This paper opens the conversation about student-to-student touch practices, conceptions, and regulations within American public high schools. Prior research has shown that positive experiences with touch serve a vital role in child and adolescent development. Friendly touch behaviors benefit children and teen-aged persons both physiologically and psychologically. Additionally, haptic interaction is arguably the deepest form of communication. Yet scholars seldom examine how communication practices contribute to how individuals, including children, experience touch in various contexts. The current project analyzes the way touch is described, addressed, and framed in the student handbooks of public high schools from the state of Michigan. The public high school handbook provides a unique viewing angle into American discourse that evaluates both public interests and the topic of children and adolescents. Largely due to government legislation and controversy about children and sexual abuse, the topic of student-to-student touch has entered into the news media as a major issue of public debate. As more schools have instituted bans on student-tostudent touching in public schools, news reports of teenagers receiving detentions and suspensions have fueled discussions on what should and should not be allowed within public schools. While the argument continues in the public sphere, the conversation fails to address how these policies may affect students’ perceptions and actions outside of high school. The ways in which people talk about and think about touch, shapes and are also shaped by the broader cultural discourse in which touch resides. Touch is only contextually meaningful; any understanding of a particular touch always takes place in a particular situation. The paper provides examples of how the contextual nature of touch allows seemingly identical touch behaviors to be understood differently based on their context and environment.

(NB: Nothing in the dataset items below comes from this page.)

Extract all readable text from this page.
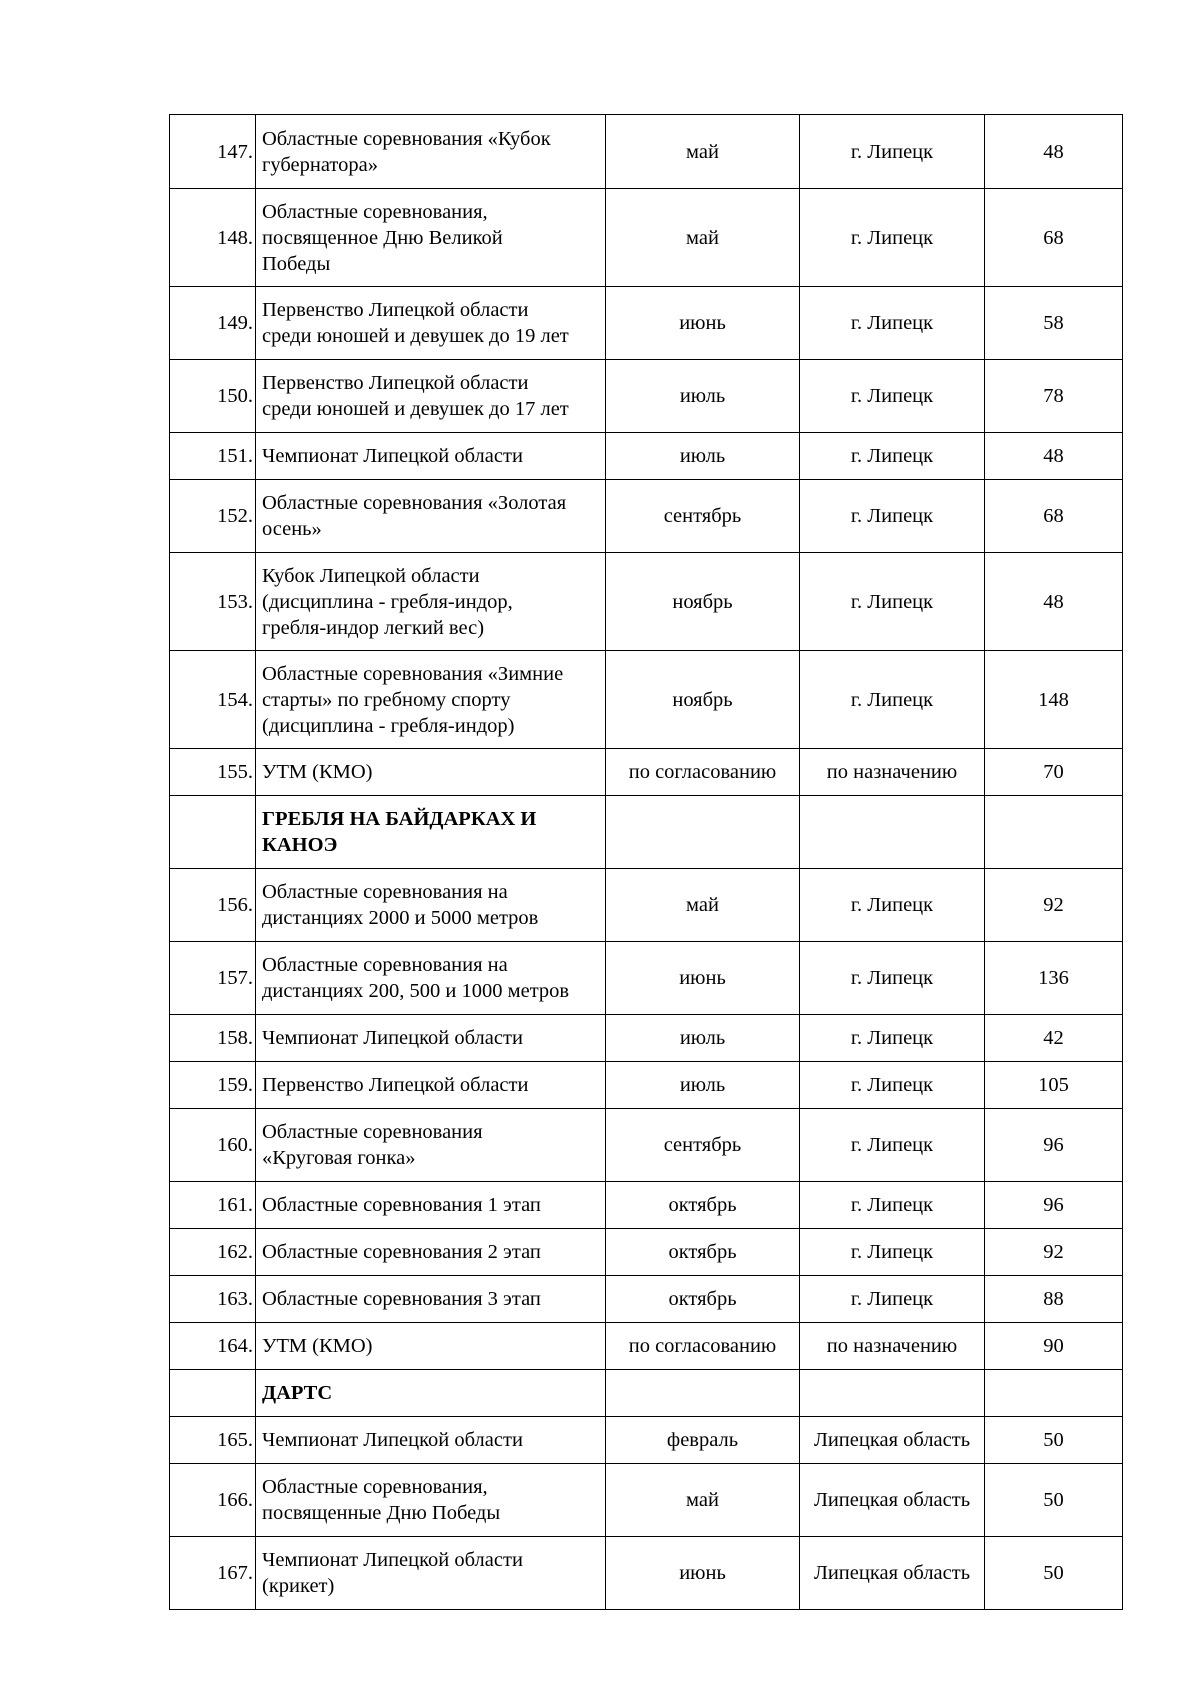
147.	Областные соревнования «Кубок
губернатора»	май	г. Липецк	48
148.	Областные соревнования,
посвященное Дню Великой
Победы	май	г. Липецк	68
149.	Первенство Липецкой области
среди юношей и девушек до 19 лет	июнь	г. Липецк	58
150.	Первенство Липецкой области
среди юношей и девушек до 17 лет	июль	г. Липецк	78
151.	Чемпионат Липецкой области	июль	г. Липецк	48
152.	Областные соревнования «Золотая
осень»	сентябрь	г. Липецк	68
153.	Кубок Липецкой области
(дисциплина - гребля-индор,
гребля-индор легкий вес)	ноябрь	г. Липецк	48
154.	Областные соревнования «Зимние
старты» по гребному спорту
(дисциплина - гребля-индор)	ноябрь	г. Липецк	148
155.	УТМ (КМО)	по согласованию	по назначению	70

	ГРЕБЛЯ НА БАЙДАРКАХ И
КАНОЭ			

156.	Областные соревнования на
дистанциях 2000 и 5000 метров	май	г. Липецк	92
157.	Областные соревнования на
дистанциях 200, 500 и 1000 метров	июнь	г. Липецк	136
158.	Чемпионат Липецкой области	июль	г. Липецк	42
159.	Первенство Липецкой области	июль	г. Липецк	105
160.	Областные соревнования
«Круговая гонка»	сентябрь	г. Липецк	96
161.	Областные соревнования 1 этап	октябрь	г. Липецк	96
162.	Областные соревнования 2 этап	октябрь	г. Липецк	92
163.	Областные соревнования 3 этап	октябрь	г. Липецк	88
164.	УТМ (КМО)	по согласованию	по назначению	90

	ДАРТС			

165.	Чемпионат Липецкой области	февраль	Липецкая область	50
166.	Областные соревнования,
посвященные Дню Победы	май	Липецкая область	50
167.	Чемпионат Липецкой области
(крикет)	июнь	Липецкая область	50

A textual analysis of public high school handbooks in the state of Michigan reveals that the handbooks address the topic of touch as inherently sexual or violent. Although prior research has shown that schools aim to discourage bad behaviors and encourage good behaviors, the handbooks fail to encourage friendly types of touching between students and instead aim to focus on the potential negative potentialities of touching. Additionally, many of the handbooks speak of touching as an intrusion or embarrassment. Included in this paper are examples of high school handbook rules that aim to define, regulate and prohibit touch.

The discourse in the evaluated handbooks is reflective of the larger cultural conception of touch that damages human communication, as well as physiological and psychological health. Additionally, the removal of touch from interpersonal relations creates people who are less empathetic and have limited capabilities in sharing meaningful experiences with others. The conclusion of the paper offers a few ways to progress to a discourse that can talk about and understand touch in friendly and loving ways and, in turn, create a culture that is happier and more understanding and feeling than the current American society.